Healthinsurance.org notes that the final average rate increase was 1.3 percent for the entire individual market. Blue Cross Blue Shield of Rhode Island, which provides health insurance to 47 percent of exchange enrollees, raised rates by 5.9 percent. Meanwhile, Neighborhood Health Plan of Rhode Island, which covers 49 percent of the state’s marketplace enrollees, lowered rates by an average of 5.9 percent.
In approving the 2017 health insurance rates, Health Insurance Commissioner Dr. Kathleen C. Hittner reminded the public that many working families are still struggling to afford health care.
“Too many hardworking Rhode Islanders and business owners still struggle with the increasing cost of health insurance for their families and their employees,” she said in a press release. “There continues to be room to improve affordability as we transform the health care system.”
Cost matters, but that doesn’t mean everything’s hunky-dory for patients in Little Rhody.
Jonathan Wilcox, our co-founder and policy director, explains that many patients in Rhode Island – with health insurance – are being denied access to the medications prescribed by their doctor.
“While many are focused on drug prices, there is an even more serious crisis at hand: the denial of essential medications prescribed by doctors to their patients,” he writes in an opinion piece featured at The Providence Journal. “Though it seems unbelievable, it is nonetheless true – a doctor can prescribe a treatment he or she deems necessary or even vital, a patient can agree and a pharmacy benefit manager can overrule them both. Insurers are operating under the belief that it is acceptable to let a patient fail first, or become sicker on a lower cost medication before agreeing to provide drugs their doctors had originally prescribed.”
To acheive necessary reforms, patients can make a critical difference when they speak up and demand action from policymakers.
“Fundamentally, this isn’t just the patient’s fight, or only their doctor’s cause,” he adds. “The advocacy community must lend its voice of concern to this obvious policy problem, insist on comprehensive reform and bring an end to what is obviously health care’s secret scandal.
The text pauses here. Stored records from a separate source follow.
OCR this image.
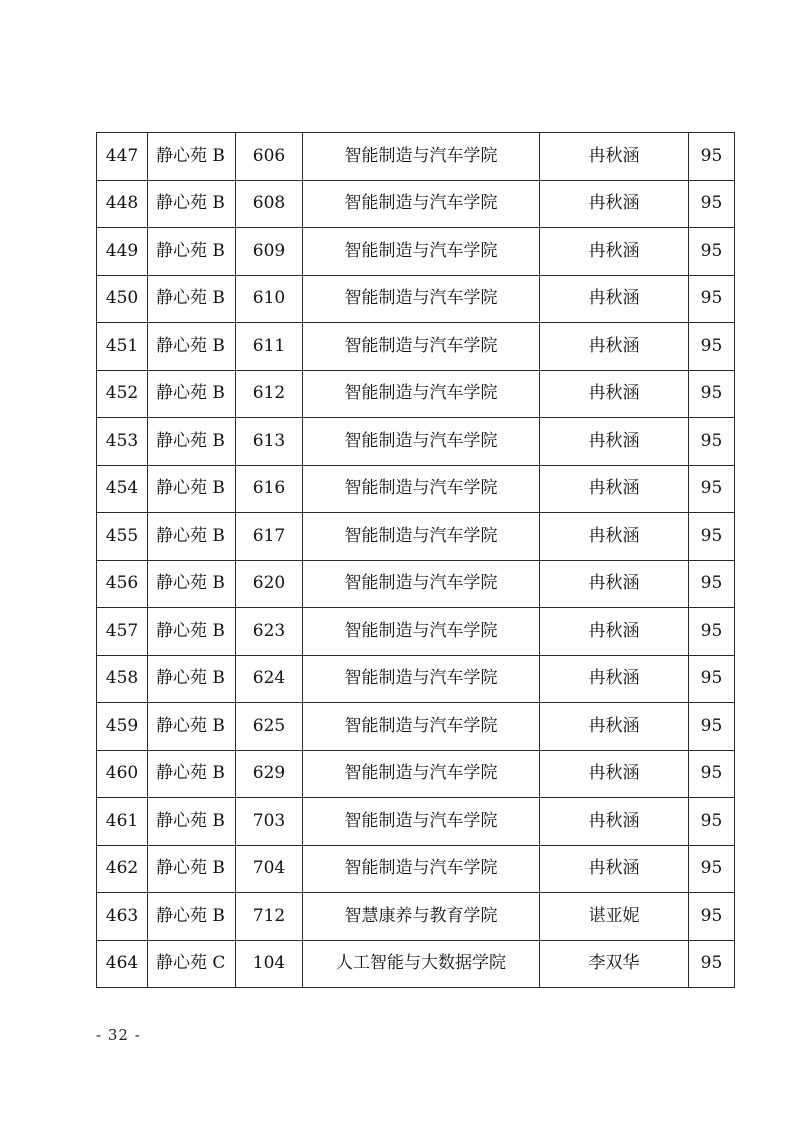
447	静心苑 B	606	智能制造与汽车学院	冉秋涵	95
448	静心苑 B	608	智能制造与汽车学院	冉秋涵	95
449	静心苑 B	609	智能制造与汽车学院	冉秋涵	95
450	静心苑 B	610	智能制造与汽车学院	冉秋涵	95
451	静心苑 B	611	智能制造与汽车学院	冉秋涵	95
452	静心苑 B	612	智能制造与汽车学院	冉秋涵	95
453	静心苑 B	613	智能制造与汽车学院	冉秋涵	95
454	静心苑 B	616	智能制造与汽车学院	冉秋涵	95
455	静心苑 B	617	智能制造与汽车学院	冉秋涵	95
456	静心苑 B	620	智能制造与汽车学院	冉秋涵	95
457	静心苑 B	623	智能制造与汽车学院	冉秋涵	95
458	静心苑 B	624	智能制造与汽车学院	冉秋涵	95
459	静心苑 B	625	智能制造与汽车学院	冉秋涵	95
460	静心苑 B	629	智能制造与汽车学院	冉秋涵	95
461	静心苑 B	703	智能制造与汽车学院	冉秋涵	95
462	静心苑 B	704	智能制造与汽车学院	冉秋涵	95
463	静心苑 B	712	智慧康养与教育学院	谌亚妮	95
464	静心苑 C	104	人工智能与大数据学院	李双华	95
- 32 -
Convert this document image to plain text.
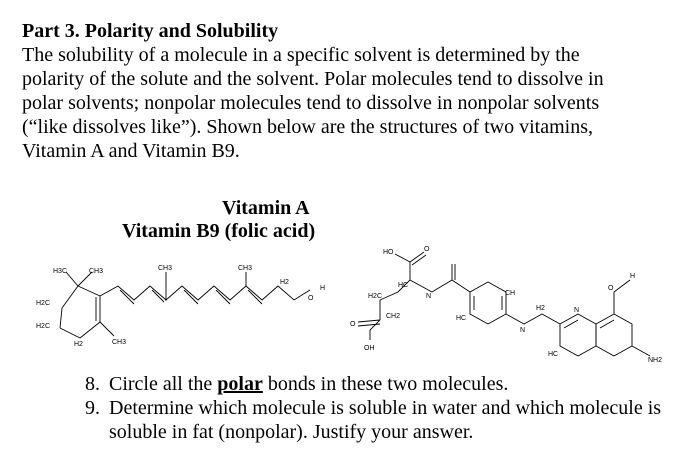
Part 3. Polarity and Solubility
The solubility of a molecule in a specific solvent is determined by the
polarity of the solute and the solvent. Polar molecules tend to dissolve in
polar solvents; nonpolar molecules tend to dissolve in nonpolar solvents
(“like dissolves like”). Shown below are the structures of two vitamins,
Vitamin A and Vitamin B9.
Vitamin A
Vitamin B9 (folic acid)
H3C	CH3
H2C
H2C
H2	CH3
CH3	CH3
H2
O
H
HO	O
HC
N
H2C
CH2
O
OH
CH
HC
N
H2
O
H
N
HC
NH2
8. Circle all the polar bonds in these two molecules.
9. Determine which molecule is soluble in water and which molecule is soluble in fat (nonpolar). Justify your answer.
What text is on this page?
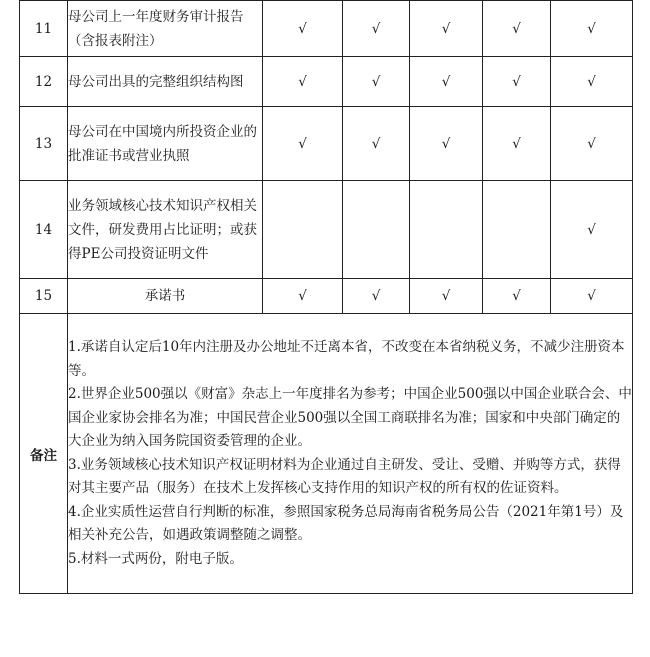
11	母公司上一年度财务审计报告（含报表附注）	√	√	√	√	√
12	母公司出具的完整组织结构图	√	√	√	√	√
13	母公司在中国境内所投资企业的批准证书或营业执照	√	√	√	√	√
14	业务领域核心技术知识产权相关文件，研发费用占比证明；或获得PE公司投资证明文件					√
15	承诺书	√	√	√	√	√
备注	1.承诺自认定后10年内注册及办公地址不迁离本省，不改变在本省纳税义务，不减少注册资本等。

2.世界企业500强以《财富》杂志上一年度排名为参考；中国企业500强以中国企业联合会、中国企业家协会排名为准；中国民营企业500强以全国工商联排名为准；国家和中央部门确定的大企业为纳入国务院国资委管理的企业。

3.业务领域核心技术知识产权证明材料为企业通过自主研发、受让、受赠、并购等方式，获得对其主要产品（服务）在技术上发挥核心支持作用的知识产权的所有权的佐证资料。

4.企业实质性运营自行判断的标准，参照国家税务总局海南省税务局公告（2021年第1号）及相关补充公告，如遇政策调整随之调整。

5.材料一式两份，附电子版。					
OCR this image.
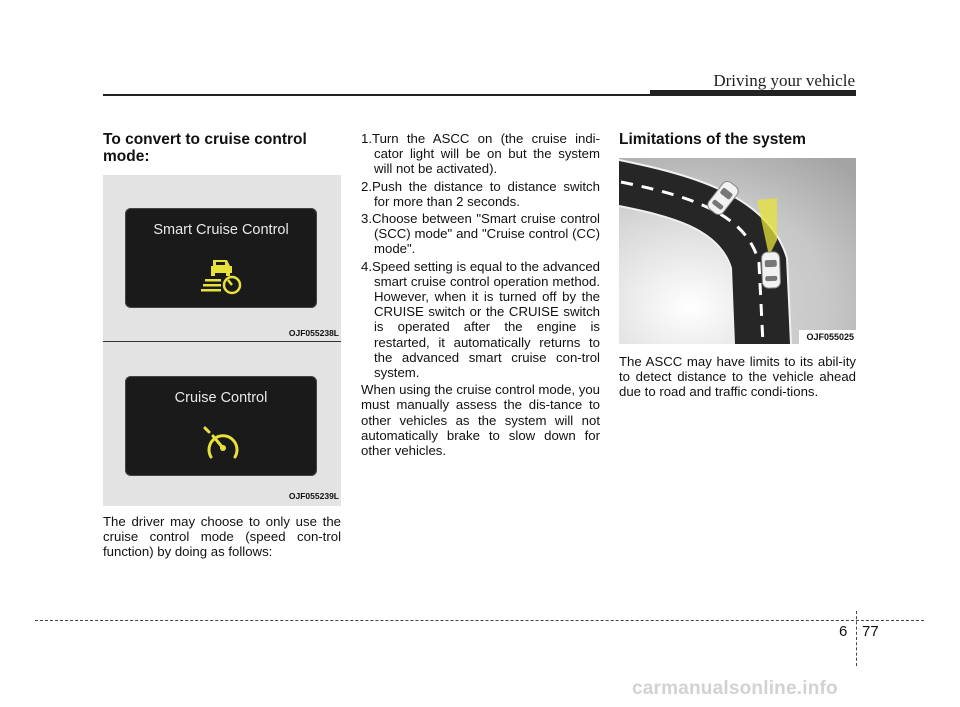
Driving your vehicle
To convert to cruise control mode:
Smart Cruise Control
OJF055238L
Cruise Control
OJF055239L

The driver may choose to only use the cruise control mode (speed con-trol function) by doing as follows:

1.Turn the ASCC on (the cruise indi-cator light will be on but the system will not be activated).
2.Push the distance to distance switch for more than 2 seconds.
3.Choose between "Smart cruise control (SCC) mode" and "Cruise control (CC) mode".
4.Speed setting is equal to the advanced smart cruise control operation method. However, when it is turned off by the CRUISE switch or the CRUISE switch is operated after the engine is restarted, it automatically returns to the advanced smart cruise con-trol system.

When using the cruise control mode, you must manually assess the dis-tance to other vehicles as the system will not automatically brake to slow down for other vehicles.

Limitations of the system
OJF055025

The ASCC may have limits to its abil-ity to detect distance to the vehicle ahead due to road and traffic condi-tions.

6 77
carmanualsonline.info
And lawmakers must listen.”
Are Rhode Island’s barriers to access a contributing factor to the state’s declining health insurance enrollment?
The question is appropriate after data shows the same state with stable insurance rates is seeing fewer people enrolling in the state’s insurance marketplace. In December, one analysis found that HealthSource RI experienced a 13.6 percent drop in enrollment, compared to the prior year.
The enrollment drop wasn’t totally unforeseen. Last summer, the Providence Journal first reported on a report by The College & University Research Collaborative, which exposed the challenges facing the state’s insurance exchange.
“Despite Rhode Island’s outperforming most of the country in keeping down premiums and dramatically reducing the ranks of the uninsured, the state agency created to sell the coverage – HealthSource RI – has lagged in signing up new people for coverage,” the paper reported.
Rhode Island’s state exchange is one of the most expensive, costing approximately $4,480 per enrollee, according to one study published in the Journal of the American Medical Association. That was substantially more than the average of $3,436 per enrollee for 15 state-based exchanges.
“We’ve spent over $150 million on this to date, and to be one of the slowest-growing marketplaces is unacceptable,” Robert B. Hackey, director of Providence College’s health policy and management program and a co-author of the College & University Research Collaborative report, told the Providence Journal.
Ultimately, we are learning more every day of the complex challenges patients face in the need to improve insurance design, gain the access they need and benefit from treatments they deserve.